Nirvana producer Steve Albini discussed refusing In Utero royalty payments in a new Cobras and Fire podcast interview.
You took a flat fee for the record, not a royalty? That’s pretty much your standard path?
“Yeah, I mean, I’ve talked about this at length, but the way people like me are compensated in records at the time was structured in the way that benefited corporate players.
“Like if you’re an administrator at a record label and you can hand out money to other people, then you become a bigger player, you become more important in the industry.
“And if you make a deal with somebody that grants them a lot of money, if it’s the company’s money, you can get in trouble, but you can spend the band’s money without getting in trouble.
“That’s how that form of compensation developed – people started making deals with other players in the music business in order to make themselves more influential and more important.
“Those deals kind of inflated and escalated, and the deals involved spending other people’s money, and if I were being paid a royalty on those records, my royalty, my portion of the royalty would have come out of the share that would otherwise have gone to the band.
“So literally every dollar that I was paid in royalties would be another dollar that the band would not get, and they were already in a position where they had a lot of people siphoning their income.
“So just from an ethical standpoint, I just cannot be involved in a scheme like that – it just sounds like a racket, and I just won’t do it.
“I never have, and I can’t imagine doing it in the future. I’ll point out that everyone does behave that way in everything except record production. Like in every other thing in your life, if you hire somebody to do something for you, you pay them once.”

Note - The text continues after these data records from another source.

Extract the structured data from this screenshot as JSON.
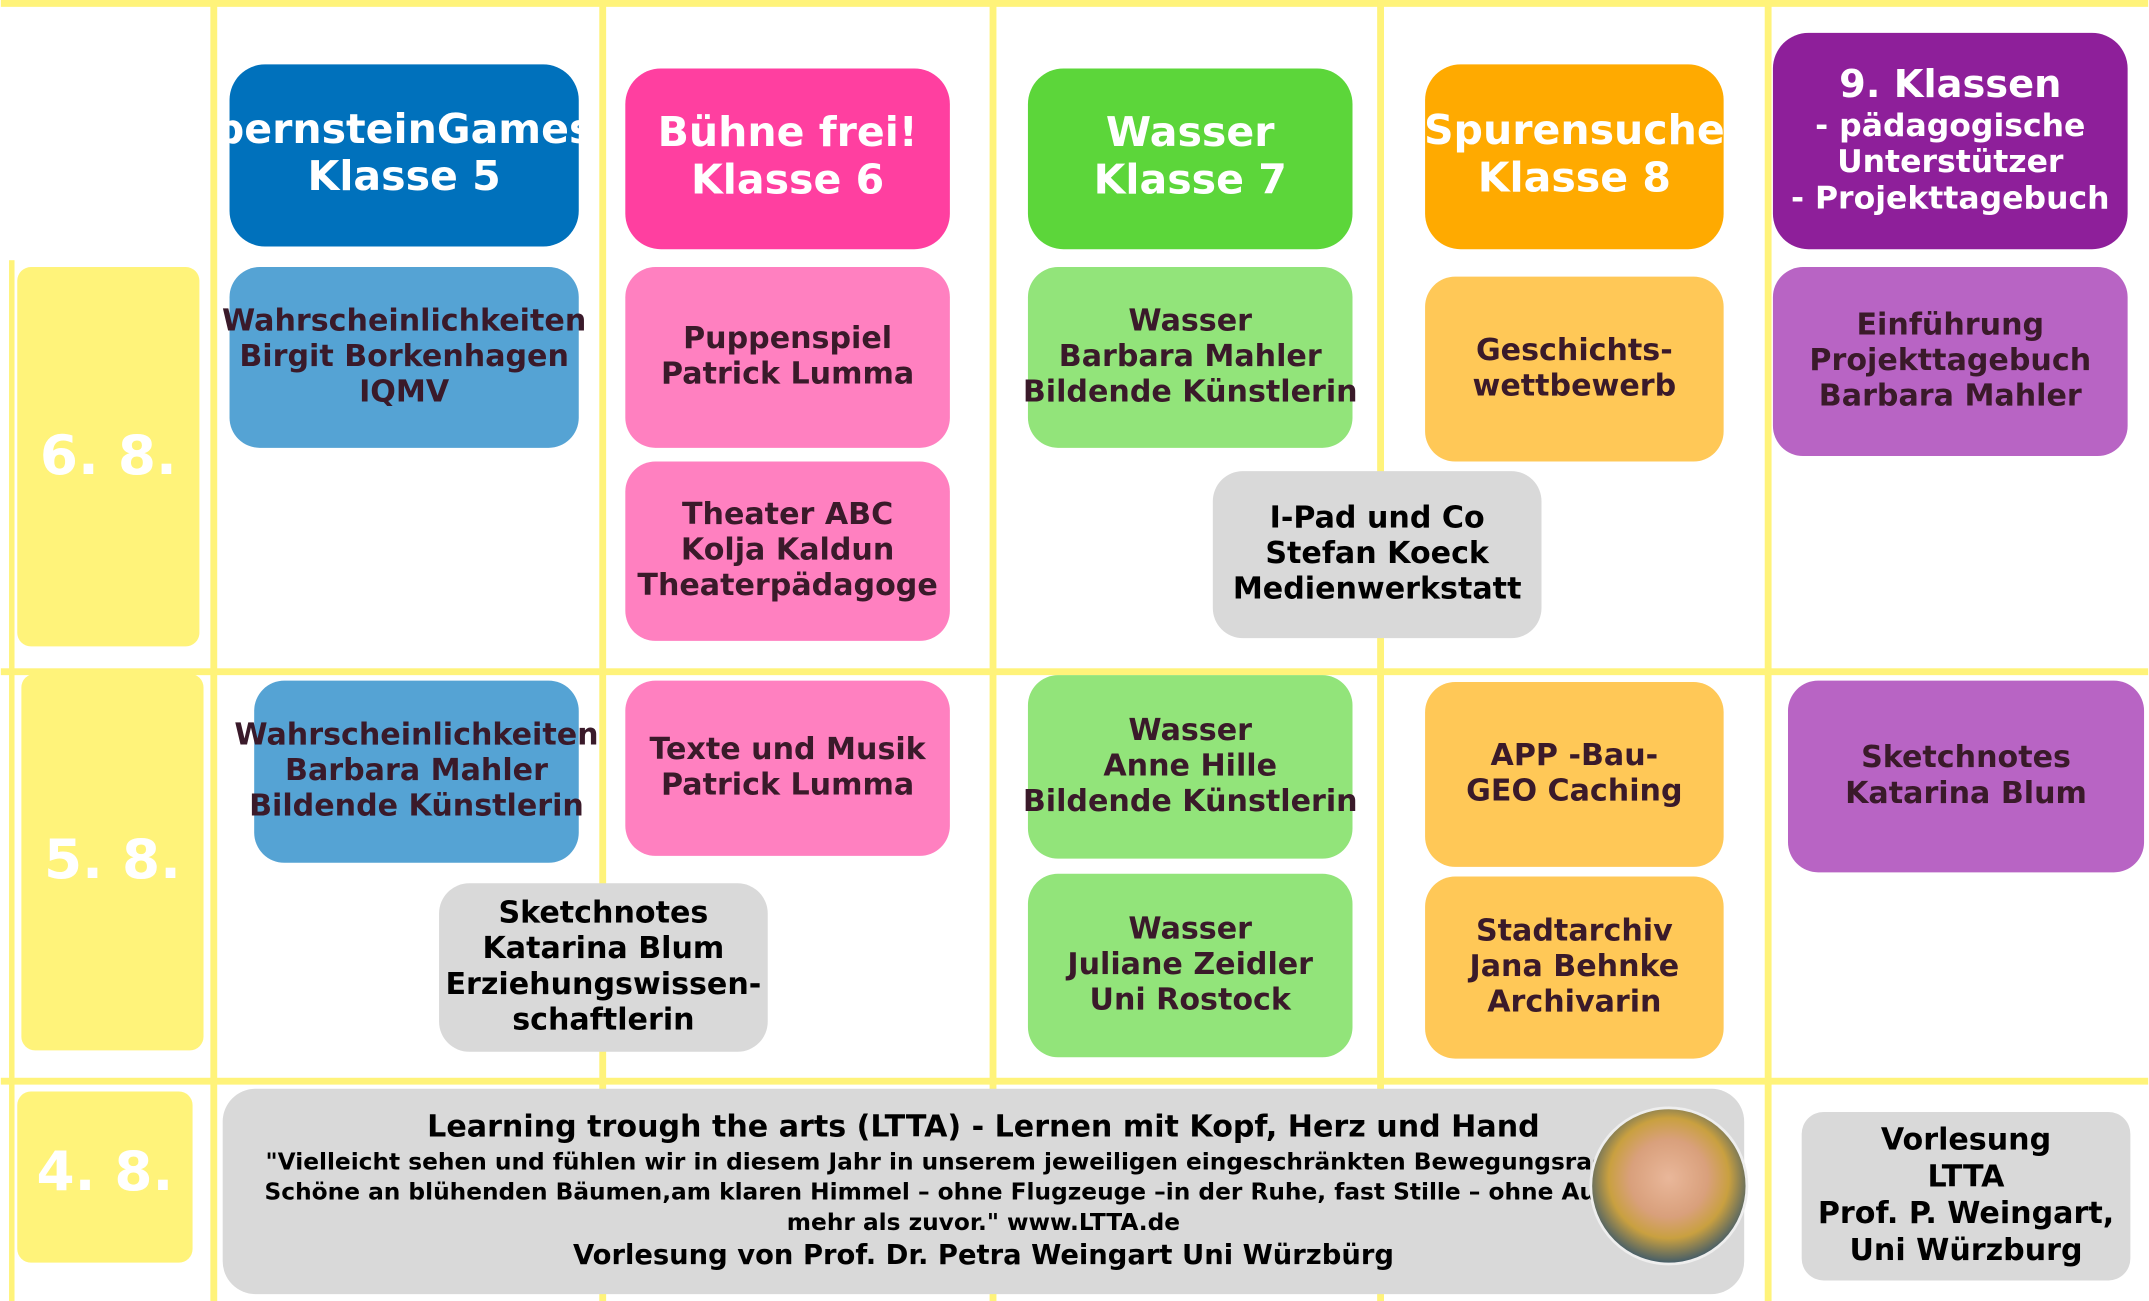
{
  "headers": [
    {
      "lines": [
        "bernsteinGames",
        "Klasse 5"
      ]
    },
    {
      "lines": [
        "Bühne frei!",
        "Klasse 6"
      ]
    },
    {
      "lines": [
        "Wasser",
        "Klasse 7"
      ]
    },
    {
      "lines": [
        "Spurensuche",
        "Klasse 8"
      ]
    },
    {
      "lines": [
        "9. Klassen",
        "- pädagogische",
        "Unterstützer",
        "- Projekttagebuch"
      ]
    }
  ],
  "dates": [
    "6. 8.",
    "5. 8.",
    "4. 8."
  ],
  "cells": [
    {
      "lines": [
        "Wahrscheinlichkeiten",
        "Birgit Borkenhagen",
        "IQMV"
      ]
    },
    {
      "lines": [
        "Puppenspiel",
        "Patrick Lumma"
      ]
    },
    {
      "lines": [
        "Theater ABC",
        "Kolja Kaldun",
        "Theaterpädagoge"
      ]
    },
    {
      "lines": [
        "Wasser",
        "Barbara Mahler",
        "Bildende Künstlerin"
      ]
    },
    {
      "lines": [
        "I-Pad und Co",
        "Stefan Koeck",
        "Medienwerkstatt"
      ]
    },
    {
      "lines": [
        "Geschichts-",
        "wettbewerb"
      ]
    },
    {
      "lines": [
        "Einführung",
        "Projekttagebuch",
        "Barbara Mahler"
      ]
    },
    {
      "lines": [
        "Wahrscheinlichkeiten",
        "Barbara Mahler",
        "Bildende Künstlerin"
      ]
    },
    {
      "lines": [
        "Texte und Musik",
        "Patrick Lumma"
      ]
    },
    {
      "lines": [
        "Sketchnotes",
        "Katarina Blum",
        "Erziehungswissen-",
        "schaftlerin"
      ]
    },
    {
      "lines": [
        "Wasser",
        "Anne Hille",
        "Bildende Künstlerin"
      ]
    },
    {
      "lines": [
        "Wasser",
        "Juliane Zeidler",
        "Uni Rostock"
      ]
    },
    {
      "lines": [
        "APP -Bau-",
        "GEO Caching"
      ]
    },
    {
      "lines": [
        "Stadtarchiv",
        "Jana Behnke",
        "Archivarin"
      ]
    },
    {
      "lines": [
        "Sketchnotes",
        "Katarina Blum"
      ]
    },
    {
      "lines": [
        "Learning trough the arts (LTTA) - Lernen mit Kopf, Herz und Hand",
        "\"Vielleicht sehen und fühlen wir in diesem Jahr in unserem jeweiligen eingeschränkten Bewegungsradius das",
        "Schöne an blühenden Bäumen,am klaren Himmel – ohne Flugzeuge –in der Ruhe, fast Stille – ohne Autolärm –",
        "mehr als zuvor.\"  www.LTTA.de",
        "Vorlesung von Prof. Dr. Petra Weingart Uni Würzbürg"
      ]
    },
    {
      "lines": [
        "Vorlesung",
        "LTTA",
        "Prof. P. Weingart,",
        "Uni Würzburg"
      ]
    }
  ]
}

Is it pointless to ask you what are your thoughts on streaming? I’m curious about that…
“Well, I have divergent thoughts on streaming. In one sense, I think the convenience of streams is undeniable.
“At the moment, it’s very easy for people to hear music all day without having to spend very much energy selecting the music.
“They can just sort of guide these streaming algorithms to play their music, and they will hear music, it functions the way that radio did previously when someone else was making decisions and playing music for you.
“But your choices, your preferences can shape what you’re listening to now to a much, much finer degree, whereas previously you’d either listen to this radio station or that radio station and that was it.
“Now you can search out playlists of the most arcane thing with minute specificity.
“You can listen to very specific things that suit you uniquely, and you can spend all day listening to a very specifically crafted playlist that caters to your tastes, which is kind of incredible, that was never really possible before.
“You can also go down the rabbit hole, you can look for associated artists or you’ll find things that have been recommended by other people who are into the same things that you’re into.
“So you’ll find somebody who lives in a small town in Indiana who’s deep into early Jamaican bluebeat music or whatever, a kind of music they may have never been exposed to during the physical media era, during the record era.
“Just because there isn’t likely to be a dub reggae specialty store in there, in a small town in Indiana, so they would have never come across that kind of music.
“Whereas now, in a few seconds, you can get lost in an entire world of music you’d never have been exposed to otherwise, so that’s amazing.
“The way that the economics of those streams are set up now is that it caters to the rightsholders – that is, a big corporation that holds the majority of the intellectual property that’s being streamed.
“And those former record companies, which are now media companies, the former record companies get the lion’s share of the benefits of streaming income.
“So small and independent bands are once again not benefiting from that as an income stream, but that’s not really very different from when small and independent bands were not being played on the radio.
“They weren’t being paid radio royalties, their records weren’t being promoted by MTV or whatever, so they had to settle for being a niche artist and they had to find their fans one at a time.
“Thankfully, that’s now much easier to discover those fans one at a time than it has ever been, and bands can create a kind of a self-sustaining network with their audience where they’re being directly supported by their audience.
“Sometimes through things like Patreon and Kickstarter and other crowdfunding sources, and sometimes just by the fact that they’ve developed an audience.
“And the audience is now faithfully buying every single thing you make, and every time they appear in public they know that they’re going to sell out.
“Those kinds of relationships are where most of the money changes hands for the independent band, whereas previously there was some record income and some touring income, a small amount of licensing income and that sort of stuff.
“That’s why it’s inequitable, is that you have big players and independent players, and the big players strike deals early on where they’re making significantly more money for the same service.
“And that’s one of the reasons why it’s going to collapse – because independent things that are operable on a more equitable basis are going to eventually be preferred.
“The internet treats this kind of limitation of access as a kind of a fault and works to breach it. If you can only hear a piece of music through one platform, the internet will eventually provide a way around that where you can hear it on all platforms.
“And you can consider that clandestine if you want to because that’s the mindset of the people who prefer the ‘gatekeeper’ mentality.
“It’s just the natural product of the evolution of the internet – that’s how the internet gets better, it provides more access to more things for more people.”